'Go Set a Watchman': Could Harper Lee's new novel shift to the big screen?

Two years after Harper Lee's 1960 novel "To Kill a Mockingbird" was published to critical acclaim and commercial success, the tale of righteous lawyer Atticus Finch and his precocious daughter Scout was adapted into an Oscar-winning film that further etched the story in the popular consciousness.

Five and a half decades later, Lee's quasi-follow-up-slash-precursor "Go Set a Watchman" has reached bookshelves, bringing with it questions — from the practical to the artistic — about whether and how it might follow "Mockingbird" to the big screen.

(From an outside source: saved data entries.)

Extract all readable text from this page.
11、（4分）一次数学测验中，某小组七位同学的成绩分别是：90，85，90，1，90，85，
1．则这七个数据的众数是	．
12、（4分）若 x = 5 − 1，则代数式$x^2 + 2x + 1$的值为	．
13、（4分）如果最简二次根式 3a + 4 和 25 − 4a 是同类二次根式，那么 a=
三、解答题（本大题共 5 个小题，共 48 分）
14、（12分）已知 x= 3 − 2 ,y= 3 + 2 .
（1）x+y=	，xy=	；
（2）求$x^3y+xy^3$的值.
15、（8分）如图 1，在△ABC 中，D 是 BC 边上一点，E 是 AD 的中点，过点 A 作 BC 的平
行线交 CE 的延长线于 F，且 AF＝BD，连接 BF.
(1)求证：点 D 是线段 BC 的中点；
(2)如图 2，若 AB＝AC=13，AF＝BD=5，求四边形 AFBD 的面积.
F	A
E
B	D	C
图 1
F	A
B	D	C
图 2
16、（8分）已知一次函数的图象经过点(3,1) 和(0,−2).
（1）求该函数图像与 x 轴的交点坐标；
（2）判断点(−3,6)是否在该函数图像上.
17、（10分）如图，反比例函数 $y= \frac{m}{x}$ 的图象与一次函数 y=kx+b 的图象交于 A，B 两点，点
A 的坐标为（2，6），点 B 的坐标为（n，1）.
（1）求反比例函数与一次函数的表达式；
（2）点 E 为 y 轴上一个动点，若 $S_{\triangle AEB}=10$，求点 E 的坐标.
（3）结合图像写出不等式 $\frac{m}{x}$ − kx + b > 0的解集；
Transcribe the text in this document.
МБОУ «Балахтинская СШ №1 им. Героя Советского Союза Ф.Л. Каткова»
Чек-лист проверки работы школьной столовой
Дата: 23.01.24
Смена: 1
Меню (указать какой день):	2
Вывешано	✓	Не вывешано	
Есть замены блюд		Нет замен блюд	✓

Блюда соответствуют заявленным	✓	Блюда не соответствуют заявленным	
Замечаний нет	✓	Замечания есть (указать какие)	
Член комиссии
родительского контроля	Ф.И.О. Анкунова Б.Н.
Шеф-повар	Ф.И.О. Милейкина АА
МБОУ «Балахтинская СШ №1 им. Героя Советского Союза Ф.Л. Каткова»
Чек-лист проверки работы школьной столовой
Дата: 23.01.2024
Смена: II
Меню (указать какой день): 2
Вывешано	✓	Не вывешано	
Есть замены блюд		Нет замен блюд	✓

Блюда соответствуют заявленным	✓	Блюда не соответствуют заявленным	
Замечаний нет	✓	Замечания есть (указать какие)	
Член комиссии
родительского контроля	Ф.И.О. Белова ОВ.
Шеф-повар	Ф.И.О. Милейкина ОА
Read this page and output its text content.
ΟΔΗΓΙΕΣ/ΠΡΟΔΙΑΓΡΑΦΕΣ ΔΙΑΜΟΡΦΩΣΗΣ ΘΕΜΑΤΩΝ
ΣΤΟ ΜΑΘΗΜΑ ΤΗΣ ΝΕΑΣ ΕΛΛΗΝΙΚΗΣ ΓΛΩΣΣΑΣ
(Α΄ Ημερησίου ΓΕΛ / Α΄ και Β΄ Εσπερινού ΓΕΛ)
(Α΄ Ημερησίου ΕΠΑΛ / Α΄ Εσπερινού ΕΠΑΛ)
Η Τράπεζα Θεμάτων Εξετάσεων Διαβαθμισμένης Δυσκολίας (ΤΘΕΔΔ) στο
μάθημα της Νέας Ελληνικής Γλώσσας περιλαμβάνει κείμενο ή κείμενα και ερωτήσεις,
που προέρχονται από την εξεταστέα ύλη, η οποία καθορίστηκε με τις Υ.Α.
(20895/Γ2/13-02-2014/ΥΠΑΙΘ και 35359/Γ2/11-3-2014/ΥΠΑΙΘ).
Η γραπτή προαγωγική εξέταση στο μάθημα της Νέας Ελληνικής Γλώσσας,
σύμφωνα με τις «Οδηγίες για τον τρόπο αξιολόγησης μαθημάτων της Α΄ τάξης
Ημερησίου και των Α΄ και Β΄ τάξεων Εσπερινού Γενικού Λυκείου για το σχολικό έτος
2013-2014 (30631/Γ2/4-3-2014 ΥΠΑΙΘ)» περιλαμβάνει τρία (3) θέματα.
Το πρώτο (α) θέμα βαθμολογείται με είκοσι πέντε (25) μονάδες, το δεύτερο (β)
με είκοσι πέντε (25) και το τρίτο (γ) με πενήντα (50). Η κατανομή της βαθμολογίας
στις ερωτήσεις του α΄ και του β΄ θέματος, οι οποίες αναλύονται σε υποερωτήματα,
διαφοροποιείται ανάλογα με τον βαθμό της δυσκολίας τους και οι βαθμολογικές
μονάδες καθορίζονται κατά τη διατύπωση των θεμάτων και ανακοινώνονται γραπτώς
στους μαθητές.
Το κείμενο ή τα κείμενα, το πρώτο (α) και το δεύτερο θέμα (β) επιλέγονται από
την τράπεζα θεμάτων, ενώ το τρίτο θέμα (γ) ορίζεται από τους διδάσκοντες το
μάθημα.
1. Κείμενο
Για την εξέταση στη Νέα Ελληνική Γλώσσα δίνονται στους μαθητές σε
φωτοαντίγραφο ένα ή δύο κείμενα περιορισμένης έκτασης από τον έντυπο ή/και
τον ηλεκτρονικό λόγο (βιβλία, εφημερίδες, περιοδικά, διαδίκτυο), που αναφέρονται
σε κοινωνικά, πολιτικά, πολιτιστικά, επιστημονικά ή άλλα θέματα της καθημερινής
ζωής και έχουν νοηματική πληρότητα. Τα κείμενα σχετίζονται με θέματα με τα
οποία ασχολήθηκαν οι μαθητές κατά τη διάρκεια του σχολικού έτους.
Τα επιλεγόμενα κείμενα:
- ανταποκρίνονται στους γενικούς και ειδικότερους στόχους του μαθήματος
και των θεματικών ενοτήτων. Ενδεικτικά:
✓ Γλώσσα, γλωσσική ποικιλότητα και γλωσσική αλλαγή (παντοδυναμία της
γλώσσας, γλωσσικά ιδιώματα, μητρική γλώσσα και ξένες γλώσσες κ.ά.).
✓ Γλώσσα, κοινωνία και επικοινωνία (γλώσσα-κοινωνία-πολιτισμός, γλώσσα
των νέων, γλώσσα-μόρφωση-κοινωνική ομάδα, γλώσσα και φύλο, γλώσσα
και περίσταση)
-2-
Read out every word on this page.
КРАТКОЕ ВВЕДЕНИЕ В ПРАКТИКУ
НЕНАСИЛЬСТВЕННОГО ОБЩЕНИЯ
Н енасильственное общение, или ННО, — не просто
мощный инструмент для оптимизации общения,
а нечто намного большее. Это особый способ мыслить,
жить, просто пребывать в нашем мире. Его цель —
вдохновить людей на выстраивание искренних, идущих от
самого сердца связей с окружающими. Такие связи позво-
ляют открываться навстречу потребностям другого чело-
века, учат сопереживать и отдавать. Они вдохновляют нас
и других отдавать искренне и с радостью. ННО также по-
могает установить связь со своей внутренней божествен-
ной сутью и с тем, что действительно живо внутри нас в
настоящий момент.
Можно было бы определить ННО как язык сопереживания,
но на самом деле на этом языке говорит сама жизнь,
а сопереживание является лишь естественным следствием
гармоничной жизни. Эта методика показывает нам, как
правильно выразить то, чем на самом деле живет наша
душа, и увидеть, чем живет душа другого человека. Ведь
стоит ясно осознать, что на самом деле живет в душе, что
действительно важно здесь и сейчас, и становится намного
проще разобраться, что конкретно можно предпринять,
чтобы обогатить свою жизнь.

The first step in a "Watchman" adaptation would be for a producer or studio to acquire the film rights, which are held by Lee's London-based agent, Andrew Nurnberg. Nurnberg did not immediately respond to requests for comment about whether the rights to "Watchman" would be shopped, and thus far there has been no announcement of any movie deal.

Still, given the buzz surrounding "Watchman" and the stature of "Mockingbird," it's reasonable to assume that Hollywood's interest would be considerable.

Another wrinkle is whether Universal Pictures, the studio that made "Mockingbird," might have a claim to an adaptation of "Watchman," which features many of the same characters. It's unclear if Universal's original rights acquisitions covered a potential sequel. For that matter, "Watchman" wasn't written as a sequel to "Mockingbird" — it was more like a first draft.

Representatives for Universal did not immediately reply to a request for comment about a potential "Watchman" adaptation.

In addition to the legal considerations, there's also the obvious but subjective question of whether a "Watchman" movie should be made at all.

For starters, the publication of the book itself has been steeped in controversy, including at least one anonymous complaint that Lee, 88, was manipulated into agreeing to publish it. (Nurnberg responded forcefully to those allegations in a statement in March, calling them "shameful.")

Moreover, "Mockingbird" is widely recognized as a cinematic classic that any follow-up would find it nearly impossible to live up to, even one based on Lee's own writing. (Set about 20 years after "Mockingbird," "Watchman" would require a new cast, director and screenwriter.) Although it's unlikely that anything could tarnish the legacy of "Mockingbird," fans may still object to a "Watchman" movie on principle.

Many "Mockingbird" admirers have expressed surprise and some dismay in response to last week's revelation (plot details ahead) that "Watchman" presents a different side of Atticus than we're used to. The character indelibly portrayed by Gregory Peck in the 1962 film as a moral beacon is revealed in "Watchman" to be a bigot who supports segregation and has attended a Ku Klux Klan meeting.

Needless to say, reimagining one of cinema's beloved characters as a racist could significantly undermine a "Watchman" movie as mass entertainment. Whether it would be enough to kill a movie remains to be seen.